Overview
The goal of this clinical trial is to learn if treatment modality including albumin-bound paclitaxel, oxaliplatin, tegafur,gimeracil and oteracil porassium capsules (SOX) and sintilimab works to treat locally advanced HER2-negative hepatoid adenocarcinoma of stomach. It will also learn about the safety of this modality.
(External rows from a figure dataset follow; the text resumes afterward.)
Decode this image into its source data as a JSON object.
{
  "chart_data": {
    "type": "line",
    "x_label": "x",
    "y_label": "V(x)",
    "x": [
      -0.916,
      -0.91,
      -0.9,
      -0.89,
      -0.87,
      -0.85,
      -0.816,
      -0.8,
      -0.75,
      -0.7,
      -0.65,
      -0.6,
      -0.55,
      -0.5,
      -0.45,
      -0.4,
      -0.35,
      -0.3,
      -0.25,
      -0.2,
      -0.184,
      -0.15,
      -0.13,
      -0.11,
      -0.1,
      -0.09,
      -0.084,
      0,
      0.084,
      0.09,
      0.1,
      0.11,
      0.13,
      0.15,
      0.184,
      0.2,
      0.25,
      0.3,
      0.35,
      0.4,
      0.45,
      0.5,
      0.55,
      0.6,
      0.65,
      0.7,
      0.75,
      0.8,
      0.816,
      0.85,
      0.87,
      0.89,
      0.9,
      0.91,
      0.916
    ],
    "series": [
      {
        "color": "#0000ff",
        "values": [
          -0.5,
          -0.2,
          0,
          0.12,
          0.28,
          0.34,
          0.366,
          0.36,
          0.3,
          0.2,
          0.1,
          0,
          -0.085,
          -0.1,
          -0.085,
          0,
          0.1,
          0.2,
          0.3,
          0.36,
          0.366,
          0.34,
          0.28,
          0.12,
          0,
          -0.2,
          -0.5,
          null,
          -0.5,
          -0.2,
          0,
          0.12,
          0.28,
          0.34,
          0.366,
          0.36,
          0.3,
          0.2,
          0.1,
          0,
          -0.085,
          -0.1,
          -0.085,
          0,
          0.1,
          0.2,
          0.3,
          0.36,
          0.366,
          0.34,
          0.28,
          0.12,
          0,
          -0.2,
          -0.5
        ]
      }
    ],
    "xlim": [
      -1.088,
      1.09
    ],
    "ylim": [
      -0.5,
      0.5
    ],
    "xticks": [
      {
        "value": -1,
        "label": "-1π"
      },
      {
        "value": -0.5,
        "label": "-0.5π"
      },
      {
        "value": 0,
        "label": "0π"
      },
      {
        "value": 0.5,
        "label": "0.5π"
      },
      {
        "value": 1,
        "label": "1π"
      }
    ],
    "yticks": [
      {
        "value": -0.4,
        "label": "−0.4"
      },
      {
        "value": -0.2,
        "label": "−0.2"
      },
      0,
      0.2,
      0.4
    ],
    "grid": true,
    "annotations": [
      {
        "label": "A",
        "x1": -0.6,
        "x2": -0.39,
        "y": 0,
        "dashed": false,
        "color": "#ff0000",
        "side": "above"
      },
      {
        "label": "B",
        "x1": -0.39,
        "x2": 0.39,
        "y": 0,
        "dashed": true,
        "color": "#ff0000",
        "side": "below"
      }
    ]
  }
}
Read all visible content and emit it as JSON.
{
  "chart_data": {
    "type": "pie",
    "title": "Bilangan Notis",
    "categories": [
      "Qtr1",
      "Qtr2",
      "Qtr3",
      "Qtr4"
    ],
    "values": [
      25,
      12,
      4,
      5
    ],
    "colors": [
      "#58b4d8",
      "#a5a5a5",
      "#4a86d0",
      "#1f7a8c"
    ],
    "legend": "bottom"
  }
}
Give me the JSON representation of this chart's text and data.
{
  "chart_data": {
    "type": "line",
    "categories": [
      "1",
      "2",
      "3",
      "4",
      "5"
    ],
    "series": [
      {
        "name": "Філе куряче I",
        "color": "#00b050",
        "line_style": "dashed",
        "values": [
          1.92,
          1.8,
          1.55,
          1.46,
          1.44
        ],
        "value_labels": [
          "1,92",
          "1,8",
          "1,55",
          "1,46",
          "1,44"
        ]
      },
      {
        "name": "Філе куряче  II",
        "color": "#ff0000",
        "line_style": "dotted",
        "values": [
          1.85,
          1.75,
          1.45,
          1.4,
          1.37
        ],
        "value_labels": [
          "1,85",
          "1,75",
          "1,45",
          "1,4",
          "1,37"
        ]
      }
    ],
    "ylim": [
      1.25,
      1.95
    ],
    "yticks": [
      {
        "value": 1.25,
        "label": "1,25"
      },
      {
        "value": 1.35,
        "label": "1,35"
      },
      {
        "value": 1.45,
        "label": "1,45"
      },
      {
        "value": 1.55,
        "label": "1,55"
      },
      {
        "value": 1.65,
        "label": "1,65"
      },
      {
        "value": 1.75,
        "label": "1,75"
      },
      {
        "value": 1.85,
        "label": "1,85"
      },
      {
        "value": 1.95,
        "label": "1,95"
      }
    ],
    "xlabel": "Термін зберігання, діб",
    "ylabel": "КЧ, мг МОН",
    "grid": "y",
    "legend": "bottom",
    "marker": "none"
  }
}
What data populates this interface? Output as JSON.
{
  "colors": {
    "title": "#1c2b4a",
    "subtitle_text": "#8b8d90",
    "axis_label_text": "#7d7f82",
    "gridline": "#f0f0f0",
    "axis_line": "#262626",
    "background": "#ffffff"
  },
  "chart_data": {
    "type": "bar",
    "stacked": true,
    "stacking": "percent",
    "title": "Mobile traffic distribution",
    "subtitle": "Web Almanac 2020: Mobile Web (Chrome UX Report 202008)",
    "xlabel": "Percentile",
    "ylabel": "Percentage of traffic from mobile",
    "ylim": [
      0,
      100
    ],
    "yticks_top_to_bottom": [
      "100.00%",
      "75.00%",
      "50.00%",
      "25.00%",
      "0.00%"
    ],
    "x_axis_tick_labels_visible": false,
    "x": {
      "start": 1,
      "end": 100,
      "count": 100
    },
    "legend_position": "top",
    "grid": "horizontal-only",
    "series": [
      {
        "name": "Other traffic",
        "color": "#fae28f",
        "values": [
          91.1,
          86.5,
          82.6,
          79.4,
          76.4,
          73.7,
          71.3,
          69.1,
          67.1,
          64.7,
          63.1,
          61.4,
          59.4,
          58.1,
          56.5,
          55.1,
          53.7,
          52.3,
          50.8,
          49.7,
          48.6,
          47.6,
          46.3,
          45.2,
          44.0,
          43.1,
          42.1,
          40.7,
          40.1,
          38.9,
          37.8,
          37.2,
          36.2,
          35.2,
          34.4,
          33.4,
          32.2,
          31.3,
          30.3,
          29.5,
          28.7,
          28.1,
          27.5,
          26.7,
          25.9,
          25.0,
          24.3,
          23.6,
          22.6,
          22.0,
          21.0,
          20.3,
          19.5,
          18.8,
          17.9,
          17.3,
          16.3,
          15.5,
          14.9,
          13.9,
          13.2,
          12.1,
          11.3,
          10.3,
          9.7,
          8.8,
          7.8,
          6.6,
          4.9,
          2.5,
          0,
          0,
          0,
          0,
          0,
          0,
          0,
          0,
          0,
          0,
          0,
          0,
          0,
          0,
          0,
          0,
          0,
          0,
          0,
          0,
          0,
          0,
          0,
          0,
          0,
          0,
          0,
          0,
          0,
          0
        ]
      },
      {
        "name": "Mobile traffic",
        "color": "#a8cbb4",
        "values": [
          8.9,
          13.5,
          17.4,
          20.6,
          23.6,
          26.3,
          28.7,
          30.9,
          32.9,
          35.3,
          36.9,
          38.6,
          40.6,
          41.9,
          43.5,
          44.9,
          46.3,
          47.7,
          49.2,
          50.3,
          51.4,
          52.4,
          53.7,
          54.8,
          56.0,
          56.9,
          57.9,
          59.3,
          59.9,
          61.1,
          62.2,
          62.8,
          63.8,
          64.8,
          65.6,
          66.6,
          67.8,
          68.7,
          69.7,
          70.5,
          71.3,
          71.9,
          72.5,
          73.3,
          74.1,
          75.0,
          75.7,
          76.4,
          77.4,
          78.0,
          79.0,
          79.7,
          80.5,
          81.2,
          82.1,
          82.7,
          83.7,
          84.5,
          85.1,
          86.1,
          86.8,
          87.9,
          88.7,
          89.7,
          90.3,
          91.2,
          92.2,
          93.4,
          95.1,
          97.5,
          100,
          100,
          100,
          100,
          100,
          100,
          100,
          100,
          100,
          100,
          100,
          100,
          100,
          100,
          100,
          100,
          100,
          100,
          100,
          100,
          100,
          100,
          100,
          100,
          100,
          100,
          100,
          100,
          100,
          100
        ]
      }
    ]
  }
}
The main aim it aims to achieve are:
- To evaluate the perioperative efficacy of albumin-bound paclitaxel combined with sintilimab and SOX in the treatment of locally advanced HER2-negative hepatoid adenocarcinoma of stomach
- To evaluate the safety and long-term benefits of albumin-bound paclitaxel combined with sintilimab and SOX regimens in perioperative treatment of locally advanced HER2-negative hepatoid adenocarcinoma of stomach
Participants will:
- Preoperative treatment with abumin-bound paclitaxel, SOX and sintilimab for 4 cycles
- Radical surgery after 4-6 weeks of the preoperative treatment
- Adjuvant treatment with albumin-bound paclitaxel, tegafur,gimeracil and oteracil porassium capsules and sintilimab for 4 cycles
Eligibility
Inclusion Criteria:
- The histological type of gastric hepatoid adenocarcinoma was confirmed by pathological biopsy;
- HER2 negative (Immunohistochemistry: 0);
- Patients with clinical stage II-III;
- Those who are expected to complete R0 excision;
- ECOG score 0\~1;
- Generally in good condition, perioperative treatment and surgical resection can be tolerated;
- Patients were enrolled voluntarily.
Exclusion Criteria:
- Combined with other malignant tumors (excluding thyroid papillary carcinoma, facial basal cell carcinoma and other low-grade malignant tumors); -Patients with obstruction, bleeding, etc. who need surgical intervention after evaluation by clinicians;
- dMMR/MSIH status;
- Received other anti-tumor therapy before enrollment.